A Braided Rug to Grace an Earthen Floor

    “A Braided Rug to Grace an Earthen Floor,” Ensign, Oct. 1986, 21

    A Braided Rug to Grace an Earthen Floor

    It is a dugout—yes; and it is home.

    It will not always be. But must we wait

    for beauty, warmth? For comfort, and a rest

    for tired feet? This braided rug is where

    my children play, I rock my little one,

    can do my mending on a rainy day.

    O, yes, the rug is rag. Surprising things

    are fashioned from such goods—worn, faded, frayed—

    Beyond all use, you might say, but for bulk

    to stuff a mattress, chink a gaping wall.

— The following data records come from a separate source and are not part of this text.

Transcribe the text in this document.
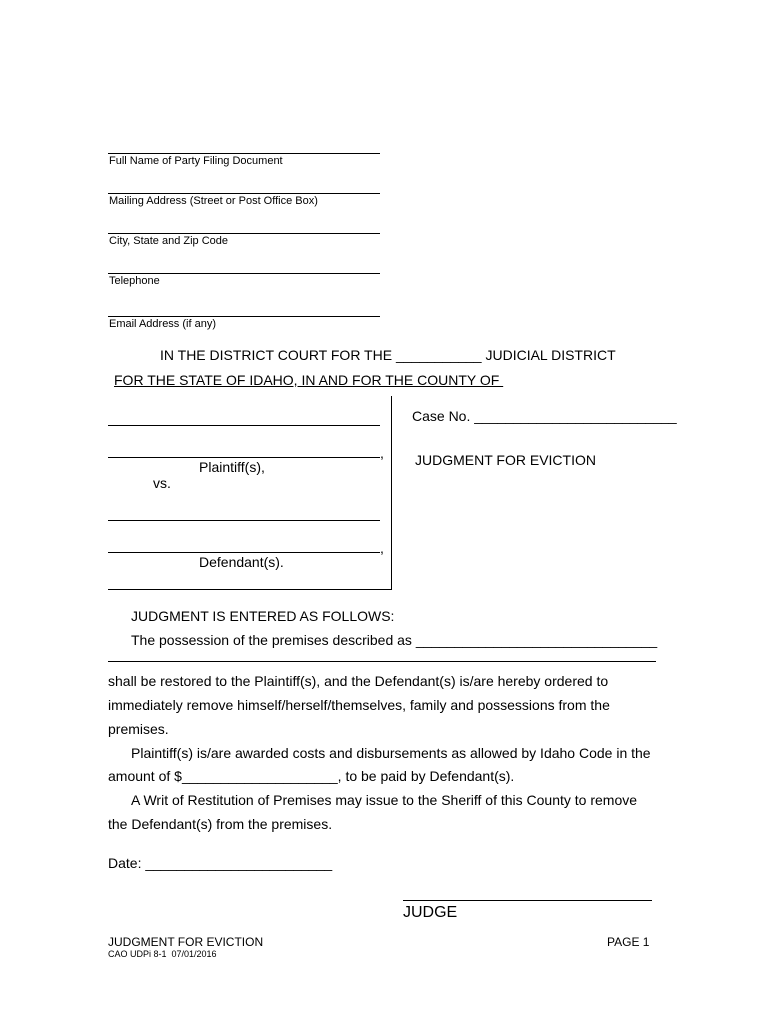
Full Name of Party Filing Document
Mailing Address (Street or Post Office Box)
City, State and Zip Code
Telephone
Email Address (if any)
IN THE DISTRICT COURT FOR THE ___________ JUDICIAL DISTRICT
FOR THE STATE OF IDAHO, IN AND FOR THE COUNTY OF
,
Plaintiff(s),
vs.
,
Defendant(s).
Case No. __________________________
JUDGMENT FOR EVICTION
JUDGMENT IS ENTERED AS FOLLOWS:
The possession of the premises described as _______________________________
shall be restored to the Plaintiff(s), and the Defendant(s) is/are hereby ordered to
immediately remove himself/herself/themselves, family and possessions from the
premises.
Plaintiff(s) is/are awarded costs and disbursements as allowed by Idaho Code in the
amount of $____________________, to be paid by Defendant(s).
A Writ of Restitution of Premises may issue to the Sheriff of this County to remove
the Defendant(s) from the premises.
Date: ________________________
JUDGE
JUDGMENT FOR EVICTION	PAGE 1
CAO UDPi 8-1  07/01/2016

    The frailest filament may gather strength

    among its fellow-strands, enough of them

    to give it muscle. Dyed in onion skins,

    beet juice, or sagebrush leaves, the fiber, wound

    in loose-runged skeins, takes on new gallantry.

    With phoenix boldness it will rise again,

    bright, coloral to cheer. Restored to life,

    it cushions us, lifts us above the floor

    of hard-packed earth (we do not call it dirt.

    My children pealed the clay to surface it

    from dry-wash beds, helped shape and kiln the tiles).

    The entrance roof? It’s made of willow boughs

    matted to slabs still crusted with their bark,

    spread with a gingerbread of friendly earth.

    The chimney rises farther up the slope,

    above, behind the roof, footed with clay.

    It flues the fireplace—which simmers stew,

    bakes aromatic loaves from grains we grew.

    The children have been good to gather wood.

    Their father will be proud when he returns—

    his mission to his homeland well fulfilled—

    happy and pleased that we have been so blessed

    with shelter, and a simple pleasantry—

    past want, beyond necessity—yes, more—

    This braided rug to grace an earthen floor.

    We’ll thank our mentors, mole and meadow mouse,

    then quit this cozy hole. A “dobie house”

    will rise. Then come and share warm barley mugs

    before the hearth upon new braided rugs.